El Missouri bullía. Se desbordó de su lecho y burbujeaba entre los sauces y los álamos. Erosionaba los acantilados, socavando la orilla. Grandes trozos de la ribera se desprendieron arrastrados por el agua o se derrumbaron, provocando lentas perturbaciones en la superficie que la corriente atrapaba y transportaba y engullía en su propia precipitación. Los árboles caían al ceder las riberas, desplomándose lentamente al principio y luego más rápido, rasgando el aire, y quedaban a flote en el agua anclados al terreno desgajado, formando presas contra las que se apilaba el material de arrastre. El agua golpeaba estas débiles barreras, sobrepasándolas, derramándose sobre ellas y bordeándolas, rompiendo en espuma blanca al retomar su curso. En el canal la corriente aumentaba, como el dorso de una serpiente.

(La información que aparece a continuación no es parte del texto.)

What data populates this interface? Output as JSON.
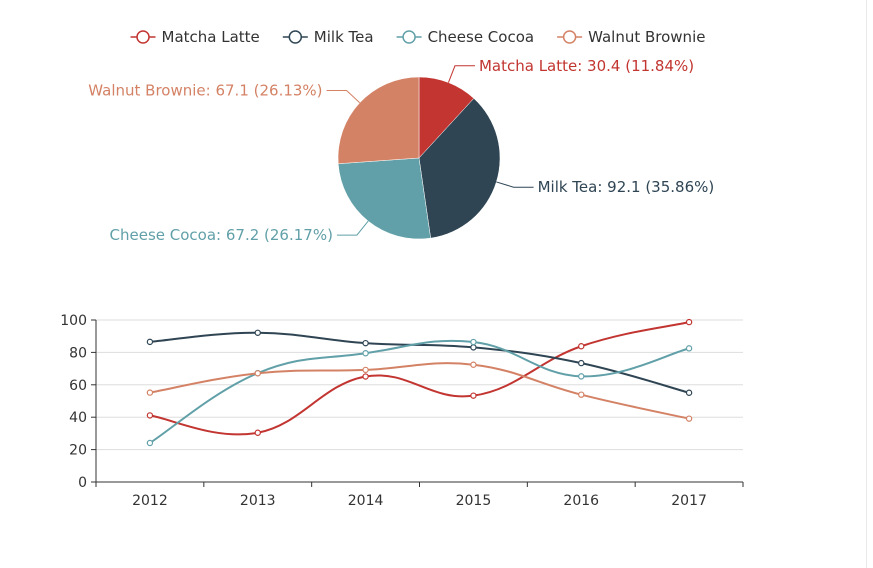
{
  "colors": {
    "Matcha Latte": "#c23531",
    "Milk Tea": "#2f4554",
    "Cheese Cocoa": "#61a0a8",
    "Walnut Brownie": "#d48265",
    "axis": "#333333",
    "grid": "#dddddd",
    "tick_text": "#333333"
  },
  "chart_data": [
    {
      "type": "pie",
      "legend": [
        "Matcha Latte",
        "Milk Tea",
        "Cheese Cocoa",
        "Walnut Brownie"
      ],
      "legend_position": "top-center",
      "slices": [
        {
          "name": "Matcha Latte",
          "value": 30.4,
          "percent": "11.84%",
          "label": "Matcha Latte: 30.4 (11.84%)"
        },
        {
          "name": "Milk Tea",
          "value": 92.1,
          "percent": "35.86%",
          "label": "Milk Tea: 92.1 (35.86%)"
        },
        {
          "name": "Cheese Cocoa",
          "value": 67.2,
          "percent": "26.17%",
          "label": "Cheese Cocoa: 67.2 (26.17%)"
        },
        {
          "name": "Walnut Brownie",
          "value": 67.1,
          "percent": "26.13%",
          "label": "Walnut Brownie: 67.1 (26.13%)"
        }
      ]
    },
    {
      "type": "line",
      "smooth": true,
      "categories": [
        "2012",
        "2013",
        "2014",
        "2015",
        "2016",
        "2017"
      ],
      "ylim": [
        0,
        100
      ],
      "yticks": [
        0,
        20,
        40,
        60,
        80,
        100
      ],
      "grid": true,
      "series": [
        {
          "name": "Matcha Latte",
          "values": [
            41.1,
            30.4,
            65.1,
            53.3,
            83.8,
            98.7
          ]
        },
        {
          "name": "Milk Tea",
          "values": [
            86.5,
            92.1,
            85.7,
            83.1,
            73.4,
            55.1
          ]
        },
        {
          "name": "Cheese Cocoa",
          "values": [
            24.1,
            67.2,
            79.5,
            86.4,
            65.2,
            82.5
          ]
        },
        {
          "name": "Walnut Brownie",
          "values": [
            55.2,
            67.1,
            69.2,
            72.4,
            53.9,
            39.1
          ]
        }
      ]
    }
  ]
}
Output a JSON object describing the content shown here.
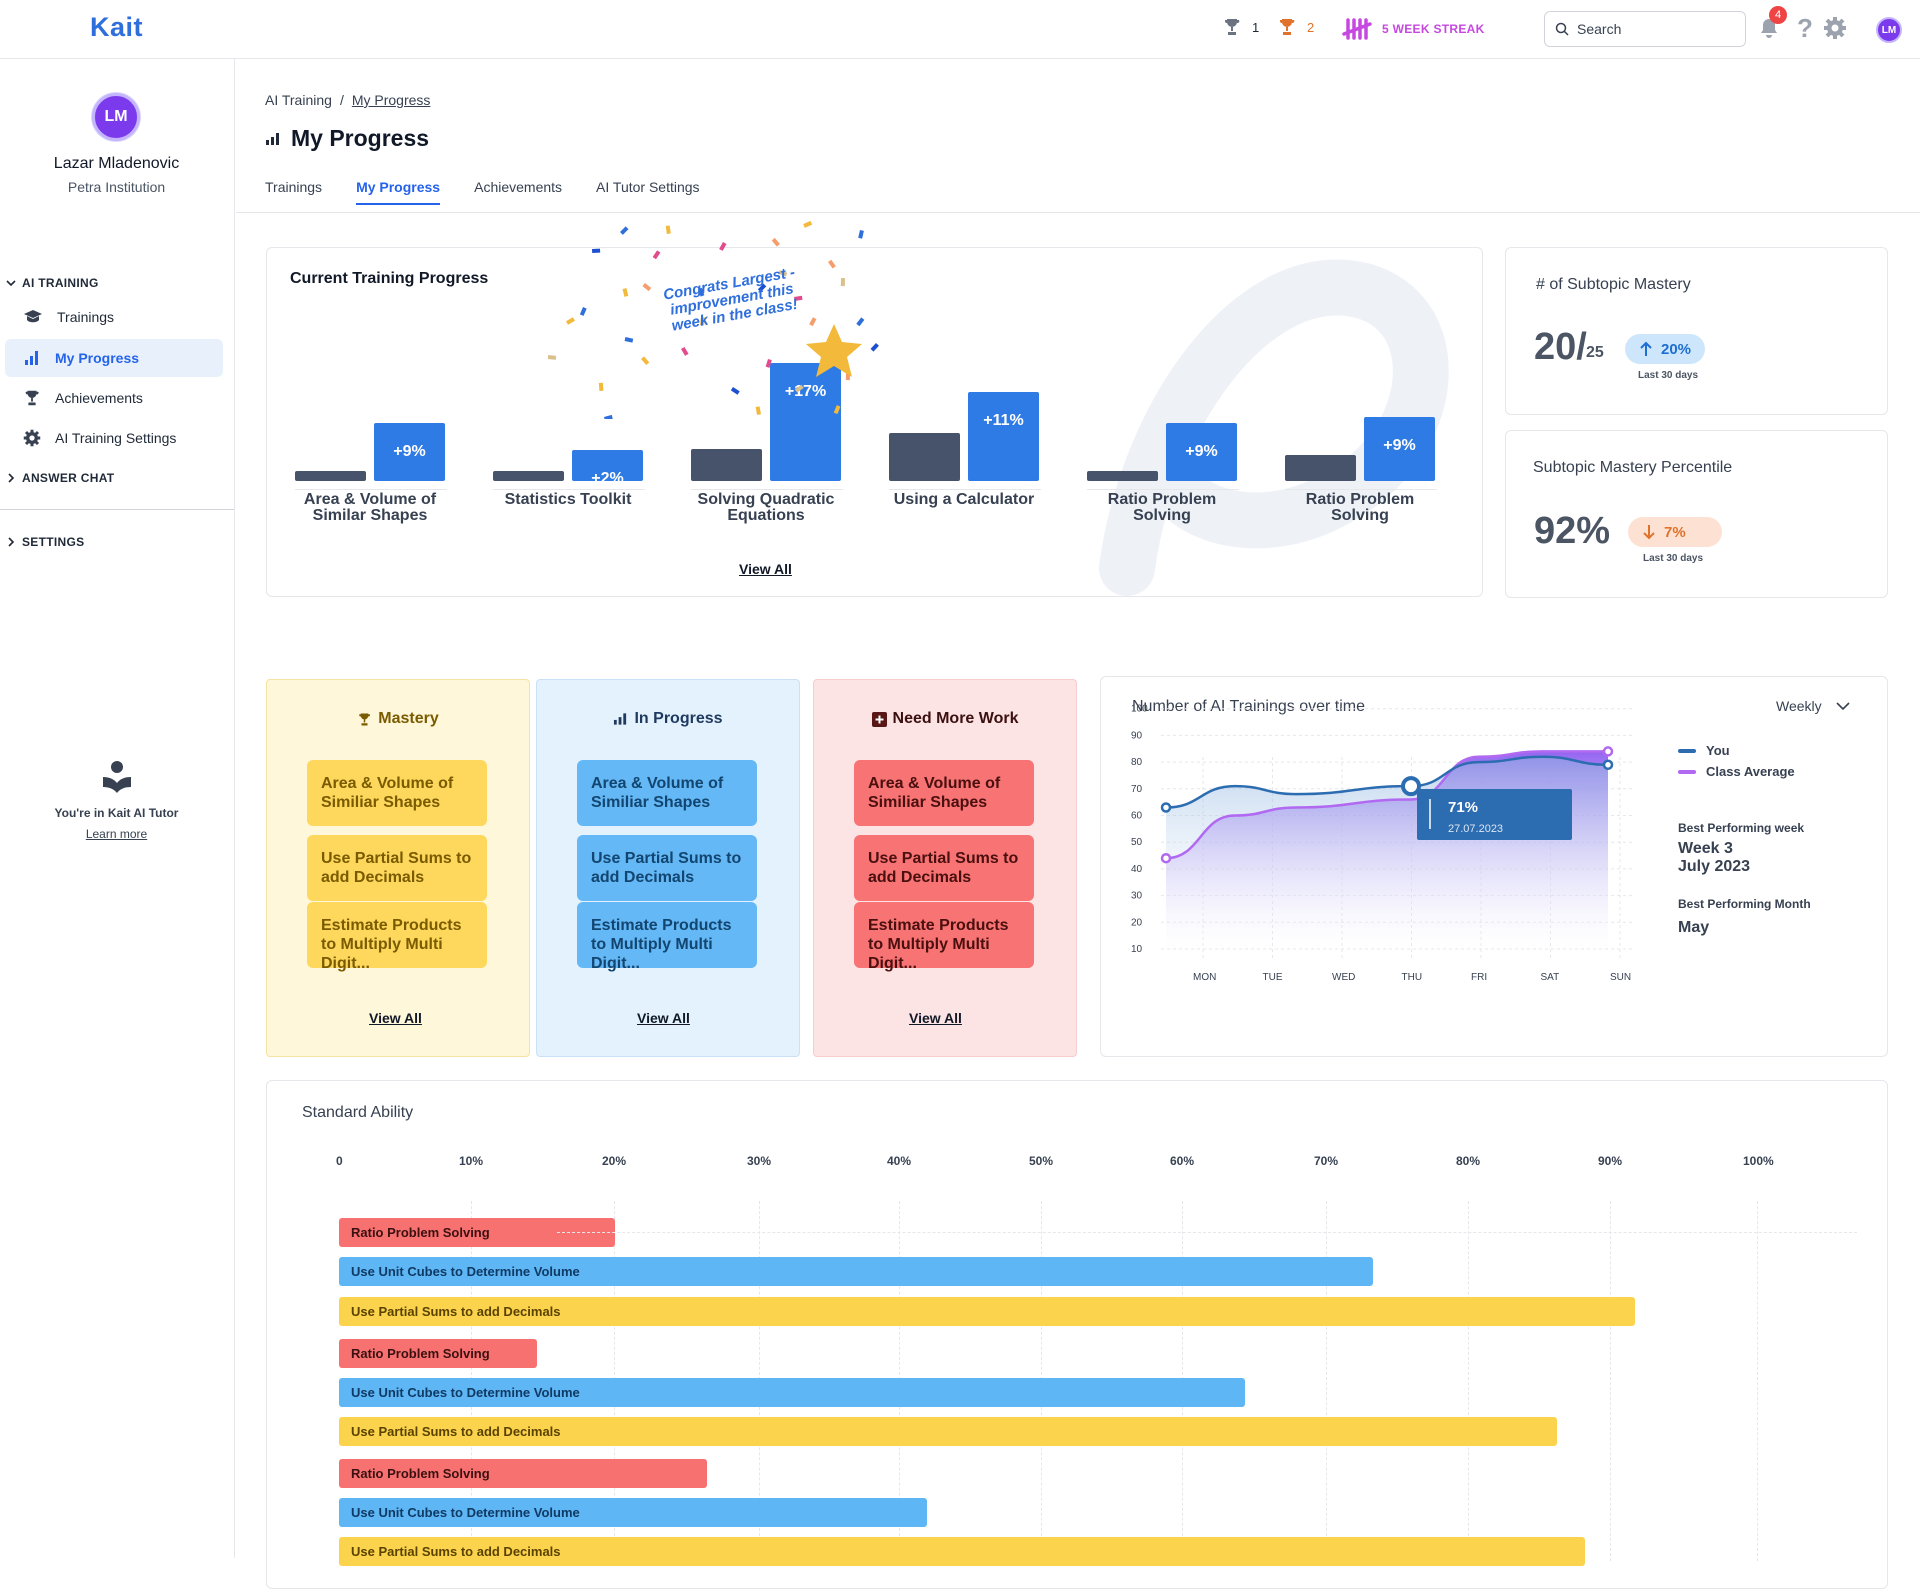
{
  "topbar": {
    "logo": "Kait",
    "trophy_silver_count": "1",
    "trophy_orange_count": "2",
    "streak_label": "5 WEEK STREAK",
    "search_placeholder": "Search",
    "notification_count": "4",
    "avatar_initials": "LM",
    "colors": {
      "brand": "#2f6fdc",
      "streak": "#c648e0",
      "orange": "#e0722b"
    }
  },
  "sidebar": {
    "avatar_initials": "LM",
    "user_name": "Lazar Mladenovic",
    "institution": "Petra Institution",
    "sections": {
      "ai_training": "AI TRAINING",
      "answer_chat": "ANSWER CHAT",
      "settings": "SETTINGS"
    },
    "items": [
      {
        "label": "Trainings",
        "icon": "graduation-cap-icon"
      },
      {
        "label": "My Progress",
        "icon": "bar-chart-icon"
      },
      {
        "label": "Achievements",
        "icon": "trophy-icon"
      },
      {
        "label": "AI Training Settings",
        "icon": "gear-icon"
      }
    ],
    "note_text": "You're in Kait AI Tutor",
    "note_link": "Learn more"
  },
  "header": {
    "breadcrumb": [
      "AI Training",
      "/",
      "My Progress"
    ],
    "title": "My Progress",
    "tabs": [
      "Trainings",
      "My Progress",
      "Achievements",
      "AI Tutor Settings"
    ]
  },
  "training_progress": {
    "title": "Current Training Progress",
    "congrats": "Congrats Largest - improvement this week in the class!",
    "view_all": "View All",
    "items": [
      {
        "label": "Area & Volume of Similar Shapes",
        "previous": 0.08,
        "gain": "+9%",
        "current": 0.48
      },
      {
        "label": "Statistics Toolkit",
        "previous": 0.08,
        "gain": "+2%",
        "current": 0.26
      },
      {
        "label": "Solving Quadratic Equations",
        "previous": 0.27,
        "gain": "+17%",
        "current": 0.98
      },
      {
        "label": "Using a Calculator",
        "previous": 0.4,
        "gain": "+11%",
        "current": 0.74
      },
      {
        "label": "Ratio Problem Solving",
        "previous": 0.08,
        "gain": "+9%",
        "current": 0.48
      },
      {
        "label": "Ratio Problem Solving",
        "previous": 0.22,
        "gain": "+9%",
        "current": 0.53
      }
    ]
  },
  "subtopic_mastery": {
    "title": "# of Subtopic Mastery",
    "value": "20/",
    "total": "25",
    "change": "20%",
    "period": "Last 30 days"
  },
  "mastery_percentile": {
    "title": "Subtopic Mastery Percentile",
    "value": "92%",
    "change": "7%",
    "period": "Last 30 days"
  },
  "columns": [
    {
      "title": "Mastery",
      "icon": "trophy-icon",
      "items": [
        "Area & Volume of Similiar Shapes",
        "Use Partial Sums to add Decimals",
        "Estimate Products to Multiply Multi Digit..."
      ],
      "view_all": "View All"
    },
    {
      "title": "In Progress",
      "icon": "bar-chart-icon",
      "items": [
        "Area & Volume of Similiar Shapes",
        "Use Partial Sums to add Decimals",
        "Estimate Products to Multiply Multi Digit..."
      ],
      "view_all": "View All"
    },
    {
      "title": "Need More Work",
      "icon": "plus-square-icon",
      "items": [
        "Area & Volume of Similiar Shapes",
        "Use Partial Sums to add Decimals",
        "Estimate Products to Multiply Multi Digit..."
      ],
      "view_all": "View All"
    }
  ],
  "trainings_chart": {
    "title": "Number of AI Trainings over time",
    "period": "Weekly",
    "tooltip_value": "71%",
    "tooltip_date": "27.07.2023",
    "best_week_label": "Best Performing week",
    "best_week_value": "Week 3",
    "best_week_value2": "July 2023",
    "best_month_label": "Best Performing Month",
    "best_month_value": "May"
  },
  "chart_data": [
    {
      "type": "area",
      "title": "Number of AI Trainings over time",
      "categories": [
        "MON",
        "TUE",
        "WED",
        "THU",
        "FRI",
        "SAT",
        "SUN"
      ],
      "ylim": [
        10,
        100
      ],
      "yticks": [
        10,
        20,
        30,
        40,
        50,
        60,
        70,
        80,
        90,
        100
      ],
      "series": [
        {
          "name": "You",
          "color": "#2c6cb0",
          "values": [
            63,
            71,
            68,
            71,
            80,
            82,
            79
          ]
        },
        {
          "name": "Class Average",
          "color": "#b069f0",
          "values": [
            44,
            60,
            63,
            66,
            82,
            84,
            84
          ]
        }
      ]
    },
    {
      "type": "bar",
      "orientation": "horizontal",
      "title": "Standard Ability",
      "xlim": [
        0,
        100
      ],
      "xticks": [
        "0",
        "10%",
        "20%",
        "30%",
        "40%",
        "50%",
        "60%",
        "70%",
        "80%",
        "90%",
        "100%"
      ],
      "categories": [
        "Ratio Problem Solving",
        "Use Unit Cubes to Determine Volume",
        "Use Partial Sums to add Decimals",
        "Ratio Problem Solving",
        "Use Unit Cubes to Determine Volume",
        "Use Partial Sums to add Decimals",
        "Ratio Problem Solving",
        "Use Unit Cubes to Determine Volume",
        "Use Partial Sums to add Decimals"
      ],
      "values": [
        19.5,
        73,
        91.5,
        14,
        64,
        86,
        26,
        41.5,
        88
      ],
      "colors": [
        "#f87171",
        "#5fb6f5",
        "#fcd34d",
        "#f87171",
        "#5fb6f5",
        "#fcd34d",
        "#f87171",
        "#5fb6f5",
        "#fcd34d"
      ]
    }
  ]
}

El Missouri era un río endemoniado; era una muralla de agua rugiente que se alzaba frente al Mandan y rompía a su alrededor y volvía a elevarse ante la barcaza; no era un río en absoluto, sino más bien una gran extensión de agua desbordada que saltaba desde las montañas y se arrastraba por la llanura hasta desembocar violentamente en el mar.
Hasta donde se podía atisbar, la lluvia caía… caía en pequeñas gotas y de forma constante, de manera que el propio aire era acuoso y penetraba húmedo y débil en los pulmones. Al mirar río arriba, sintiendo la brisa directamente en su rostro, Jourdonnais perdía el curso del río entre la bruma. La orilla opuesta era una sombra. Podía ver la soga de arrastre que pasaba por el mástil, a través del mascarón, combándose por su propio peso y perdiéndose en la nada, hacia la tripulación que era tan sólo un manchón que avanzaba lentamente orilla arriba.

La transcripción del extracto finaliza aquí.